Non stupisce allora che in una società come la nostra – che dà un lato ha
edificato un vero e proprio culto della memoria collettiva e personale, e
dall’altro si trova ad affrontare la condizione inedita di invecchiare sempre
di più, di sperimentare la sproporzione tra giovani e vecchi a vantaggio di
questi ultimi – si rifletta sempre di più sull’identità in chiave della sua
disgregazione, non più secondo il topos della follia, caro ai secoli passati,
ma seguendo il tracciato del decadimento fisico. Decadimento che, in questo
tipo di società sempre più anziana, diventa materia tangibile, esperienza
quotidiana, e che interessa il corpo quanto la mente.
L’Alzhaimer,
oltre che essere una malattia, è una metafora.
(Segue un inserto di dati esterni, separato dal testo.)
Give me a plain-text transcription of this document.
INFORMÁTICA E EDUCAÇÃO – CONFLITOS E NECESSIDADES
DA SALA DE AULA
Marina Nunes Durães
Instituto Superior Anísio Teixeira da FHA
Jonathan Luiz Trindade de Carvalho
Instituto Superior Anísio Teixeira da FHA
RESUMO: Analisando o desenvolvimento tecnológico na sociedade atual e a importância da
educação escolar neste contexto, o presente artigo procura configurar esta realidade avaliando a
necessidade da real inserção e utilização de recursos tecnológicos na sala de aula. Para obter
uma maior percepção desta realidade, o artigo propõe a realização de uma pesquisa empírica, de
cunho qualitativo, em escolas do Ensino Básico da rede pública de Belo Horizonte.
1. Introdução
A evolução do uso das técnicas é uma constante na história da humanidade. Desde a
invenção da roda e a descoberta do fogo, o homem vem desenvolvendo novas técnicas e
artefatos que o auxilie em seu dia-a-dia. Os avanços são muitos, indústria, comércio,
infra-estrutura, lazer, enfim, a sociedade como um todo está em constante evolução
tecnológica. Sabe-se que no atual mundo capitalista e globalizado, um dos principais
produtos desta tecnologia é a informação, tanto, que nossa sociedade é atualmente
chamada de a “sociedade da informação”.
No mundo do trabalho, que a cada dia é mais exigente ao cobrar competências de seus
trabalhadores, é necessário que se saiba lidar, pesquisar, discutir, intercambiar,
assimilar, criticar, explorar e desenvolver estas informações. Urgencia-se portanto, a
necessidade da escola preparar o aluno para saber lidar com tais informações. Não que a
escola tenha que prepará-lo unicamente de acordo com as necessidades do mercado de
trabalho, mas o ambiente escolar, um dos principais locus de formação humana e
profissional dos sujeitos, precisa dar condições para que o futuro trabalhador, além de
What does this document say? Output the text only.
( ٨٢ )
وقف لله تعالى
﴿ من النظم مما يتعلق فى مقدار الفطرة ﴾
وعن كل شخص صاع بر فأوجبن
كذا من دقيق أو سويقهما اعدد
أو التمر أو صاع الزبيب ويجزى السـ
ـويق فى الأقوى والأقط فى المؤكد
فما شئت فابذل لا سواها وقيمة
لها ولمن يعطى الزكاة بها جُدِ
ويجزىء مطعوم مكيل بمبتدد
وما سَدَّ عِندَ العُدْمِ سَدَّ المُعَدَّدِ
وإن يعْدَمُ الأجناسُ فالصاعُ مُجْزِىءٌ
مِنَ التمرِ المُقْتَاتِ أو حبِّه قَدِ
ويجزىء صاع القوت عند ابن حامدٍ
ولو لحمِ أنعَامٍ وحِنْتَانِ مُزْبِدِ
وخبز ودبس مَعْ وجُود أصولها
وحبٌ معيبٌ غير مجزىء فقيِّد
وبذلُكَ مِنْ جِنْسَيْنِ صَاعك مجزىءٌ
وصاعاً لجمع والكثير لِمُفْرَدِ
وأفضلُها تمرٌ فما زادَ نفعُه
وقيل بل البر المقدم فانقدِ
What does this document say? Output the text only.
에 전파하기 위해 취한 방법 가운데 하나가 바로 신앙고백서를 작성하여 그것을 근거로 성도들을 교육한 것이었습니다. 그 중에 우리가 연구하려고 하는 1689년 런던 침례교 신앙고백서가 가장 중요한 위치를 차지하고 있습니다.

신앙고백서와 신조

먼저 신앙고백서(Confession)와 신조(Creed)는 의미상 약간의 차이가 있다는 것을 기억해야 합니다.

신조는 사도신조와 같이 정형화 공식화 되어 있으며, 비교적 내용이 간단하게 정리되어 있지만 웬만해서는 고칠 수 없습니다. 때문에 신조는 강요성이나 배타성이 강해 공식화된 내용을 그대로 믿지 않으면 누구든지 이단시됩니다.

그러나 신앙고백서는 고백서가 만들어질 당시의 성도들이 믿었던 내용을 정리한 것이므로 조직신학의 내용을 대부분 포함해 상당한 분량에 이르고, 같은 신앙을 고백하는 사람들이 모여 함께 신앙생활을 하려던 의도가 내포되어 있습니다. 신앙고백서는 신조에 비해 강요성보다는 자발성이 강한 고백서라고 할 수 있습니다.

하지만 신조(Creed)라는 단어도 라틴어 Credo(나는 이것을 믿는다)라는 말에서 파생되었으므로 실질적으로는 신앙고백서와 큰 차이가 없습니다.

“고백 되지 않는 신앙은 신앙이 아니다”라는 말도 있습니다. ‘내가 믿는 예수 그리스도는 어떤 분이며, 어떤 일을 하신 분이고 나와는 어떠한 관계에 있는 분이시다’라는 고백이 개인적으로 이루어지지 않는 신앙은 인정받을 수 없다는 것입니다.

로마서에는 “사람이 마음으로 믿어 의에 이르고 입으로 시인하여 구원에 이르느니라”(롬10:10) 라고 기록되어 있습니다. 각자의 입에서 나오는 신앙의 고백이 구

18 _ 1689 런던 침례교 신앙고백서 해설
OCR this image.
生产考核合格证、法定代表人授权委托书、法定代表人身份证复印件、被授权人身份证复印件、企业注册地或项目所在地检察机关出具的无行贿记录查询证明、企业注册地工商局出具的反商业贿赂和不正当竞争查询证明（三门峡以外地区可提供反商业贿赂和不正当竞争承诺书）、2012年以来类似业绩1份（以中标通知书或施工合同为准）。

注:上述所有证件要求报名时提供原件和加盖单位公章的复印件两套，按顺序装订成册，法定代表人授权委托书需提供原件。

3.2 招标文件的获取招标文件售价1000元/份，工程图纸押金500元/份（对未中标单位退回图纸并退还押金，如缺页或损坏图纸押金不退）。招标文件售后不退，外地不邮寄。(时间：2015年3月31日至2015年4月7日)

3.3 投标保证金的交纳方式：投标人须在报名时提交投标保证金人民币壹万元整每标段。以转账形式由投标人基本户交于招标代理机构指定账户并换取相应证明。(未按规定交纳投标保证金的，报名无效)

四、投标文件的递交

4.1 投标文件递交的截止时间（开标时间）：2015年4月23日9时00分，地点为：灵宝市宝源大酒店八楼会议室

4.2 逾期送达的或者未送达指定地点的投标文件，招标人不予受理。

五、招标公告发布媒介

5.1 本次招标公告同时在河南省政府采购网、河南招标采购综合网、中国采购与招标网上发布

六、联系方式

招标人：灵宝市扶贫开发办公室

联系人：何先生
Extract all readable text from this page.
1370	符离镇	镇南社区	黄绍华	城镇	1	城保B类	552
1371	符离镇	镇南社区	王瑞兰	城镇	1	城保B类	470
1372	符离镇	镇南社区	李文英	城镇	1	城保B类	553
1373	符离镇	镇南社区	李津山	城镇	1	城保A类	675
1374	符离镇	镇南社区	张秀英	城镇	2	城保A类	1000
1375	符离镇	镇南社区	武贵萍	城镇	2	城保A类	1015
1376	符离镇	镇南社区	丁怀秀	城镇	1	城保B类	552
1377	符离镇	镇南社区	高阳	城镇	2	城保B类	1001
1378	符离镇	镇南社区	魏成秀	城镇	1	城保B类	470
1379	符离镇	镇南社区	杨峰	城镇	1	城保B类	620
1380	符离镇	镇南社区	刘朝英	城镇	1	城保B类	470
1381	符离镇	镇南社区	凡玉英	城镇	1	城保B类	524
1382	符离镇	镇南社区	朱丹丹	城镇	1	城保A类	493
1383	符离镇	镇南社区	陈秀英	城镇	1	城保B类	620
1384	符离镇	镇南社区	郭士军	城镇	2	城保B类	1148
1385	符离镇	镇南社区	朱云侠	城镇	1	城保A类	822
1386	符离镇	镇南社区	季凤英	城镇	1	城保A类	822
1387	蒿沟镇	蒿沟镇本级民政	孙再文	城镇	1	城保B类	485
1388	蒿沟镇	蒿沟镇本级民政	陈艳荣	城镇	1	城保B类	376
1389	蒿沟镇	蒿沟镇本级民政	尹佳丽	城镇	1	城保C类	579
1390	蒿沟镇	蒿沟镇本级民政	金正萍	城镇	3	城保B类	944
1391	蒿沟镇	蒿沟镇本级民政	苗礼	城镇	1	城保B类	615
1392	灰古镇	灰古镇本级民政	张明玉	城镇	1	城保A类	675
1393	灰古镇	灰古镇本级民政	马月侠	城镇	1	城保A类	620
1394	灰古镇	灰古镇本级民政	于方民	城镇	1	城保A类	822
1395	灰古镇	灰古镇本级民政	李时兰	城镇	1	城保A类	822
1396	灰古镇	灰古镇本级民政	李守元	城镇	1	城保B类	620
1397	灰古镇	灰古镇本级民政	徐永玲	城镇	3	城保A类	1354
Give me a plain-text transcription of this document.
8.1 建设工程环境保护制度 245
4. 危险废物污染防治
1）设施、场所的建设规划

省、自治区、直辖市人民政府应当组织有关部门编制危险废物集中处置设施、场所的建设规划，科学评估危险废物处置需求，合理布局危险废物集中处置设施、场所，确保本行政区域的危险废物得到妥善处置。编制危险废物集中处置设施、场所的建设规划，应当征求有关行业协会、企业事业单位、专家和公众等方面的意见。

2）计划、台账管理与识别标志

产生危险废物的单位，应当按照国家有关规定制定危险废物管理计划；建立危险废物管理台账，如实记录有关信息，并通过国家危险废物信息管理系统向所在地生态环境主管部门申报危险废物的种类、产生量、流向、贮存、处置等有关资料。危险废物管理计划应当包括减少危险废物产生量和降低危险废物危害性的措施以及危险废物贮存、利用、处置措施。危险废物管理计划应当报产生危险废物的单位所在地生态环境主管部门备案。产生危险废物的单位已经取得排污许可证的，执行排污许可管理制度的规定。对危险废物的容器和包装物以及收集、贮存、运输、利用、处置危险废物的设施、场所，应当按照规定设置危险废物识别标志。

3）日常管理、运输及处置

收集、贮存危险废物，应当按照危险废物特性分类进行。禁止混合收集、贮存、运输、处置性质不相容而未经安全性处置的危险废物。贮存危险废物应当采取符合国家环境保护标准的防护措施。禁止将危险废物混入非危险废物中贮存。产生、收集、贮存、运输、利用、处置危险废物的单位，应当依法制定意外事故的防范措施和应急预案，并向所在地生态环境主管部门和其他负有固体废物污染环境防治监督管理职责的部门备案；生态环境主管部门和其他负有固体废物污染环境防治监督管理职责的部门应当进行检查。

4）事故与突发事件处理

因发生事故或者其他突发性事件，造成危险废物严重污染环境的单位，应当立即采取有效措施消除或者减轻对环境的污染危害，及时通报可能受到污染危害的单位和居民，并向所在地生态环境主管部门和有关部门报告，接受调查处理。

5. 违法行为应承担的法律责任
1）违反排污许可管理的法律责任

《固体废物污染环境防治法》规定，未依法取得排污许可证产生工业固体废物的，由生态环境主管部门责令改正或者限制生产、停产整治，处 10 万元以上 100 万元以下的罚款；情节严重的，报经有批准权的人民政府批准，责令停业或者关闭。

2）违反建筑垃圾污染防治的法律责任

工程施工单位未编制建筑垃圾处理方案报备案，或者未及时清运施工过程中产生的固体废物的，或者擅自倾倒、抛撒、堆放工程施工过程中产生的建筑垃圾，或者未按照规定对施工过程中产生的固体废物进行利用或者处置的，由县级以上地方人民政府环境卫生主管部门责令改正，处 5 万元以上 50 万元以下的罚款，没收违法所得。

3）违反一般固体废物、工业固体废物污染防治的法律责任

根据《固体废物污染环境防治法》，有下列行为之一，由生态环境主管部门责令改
È il simbolo dell’impotenza di
una società che crede di poter dominare ogni aspetto della vita; è il segnale
tangibile dell’illusione a cui la memoria ci espone. Buco narrativo nel
racconto del sé, ma anche lo sguardo impudico sulla disgregazione di un io, è
uno strappo che non riguarda soltanto chi affronta la malattia, ma anche chi è
vicino al malato, perché l’ambiente affettivo di ciascuno di noi, che è parte
di noi stessi, ne viene investito e travolto.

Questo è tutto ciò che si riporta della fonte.